Now, he goes to work every day, fulfilling janitorial duties at a student housing unit in Logan. When he's not doing that, Gail Godfrey said he loves coming home to help out on the family farm in Fielding, where his father joked, his favorite chore is to "ride the four-wheeler out to the work site."
Despite the many success stories of the center and its clients, there are still very real, profound challenges faced by people with disabilities.
"(Being) discriminated against, I think, is probably one of the main obstacles I could see for employing someone with a disability," LeFevre said.
While LaFevre said he hasn't faced much discrimination himself, he knows others who have. He urged potential employers and the general public to get to know people before making "a judgment without really knowing."

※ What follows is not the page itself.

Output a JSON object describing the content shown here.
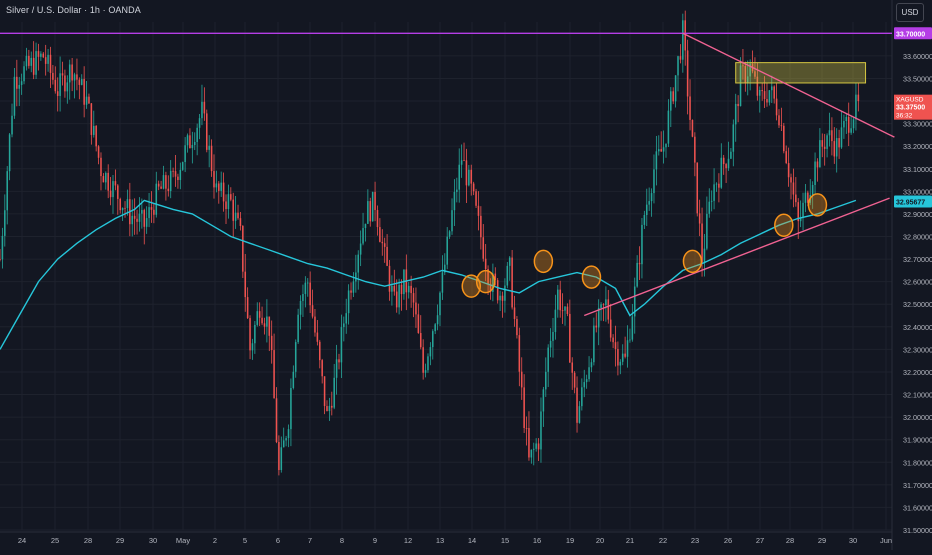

The center also faces challenges, mainly because demand for services greatly outweighs its capacity to provide them, with Smith saying there's a waiting list of 6,800 individuals seeking assistance in Utah.
Last year, the legislature appropriated funding for about 100 individuals to be removed from that list, Smith said.

To that end, Smith said the center's model of integrating clients in their communities is more crucial than ever.
"If they can be contributing citizens through employment, then that's less reliance on government funding and that opens up opportunities for other individuals to use that funding," Smith said.
Essentially, increasing the amount of what Smith called "natural supports" — friends, family members, coworkers — for people with disabilities to lessen their reliance on paid supports.
"We don't have any control over what happens at the state level or federal level, but we can be involved in our local community, and we can partner with local businesses," McIntyre said. "I think everyone, no matter where they are in their community, can educate themselves more on the disability community and just find ways that they can be more accepting and inclusive to that community. I think on a small level, you'll see changes happen over time."
As LaFevre prepared to board a bus for his commute home to Preston, Idaho, he urged other people with disabilities to seek out centers like the Cache Employment and Training Center in hopes it could impact their lives as the center has impacted his.
"I've had an opportunity to work with many people and grow a trust with them, and I can feel that they have that same trust in me that I have in them, which is very good for anyone that's got disability to know that you have someone that trusts you," LaFevre said.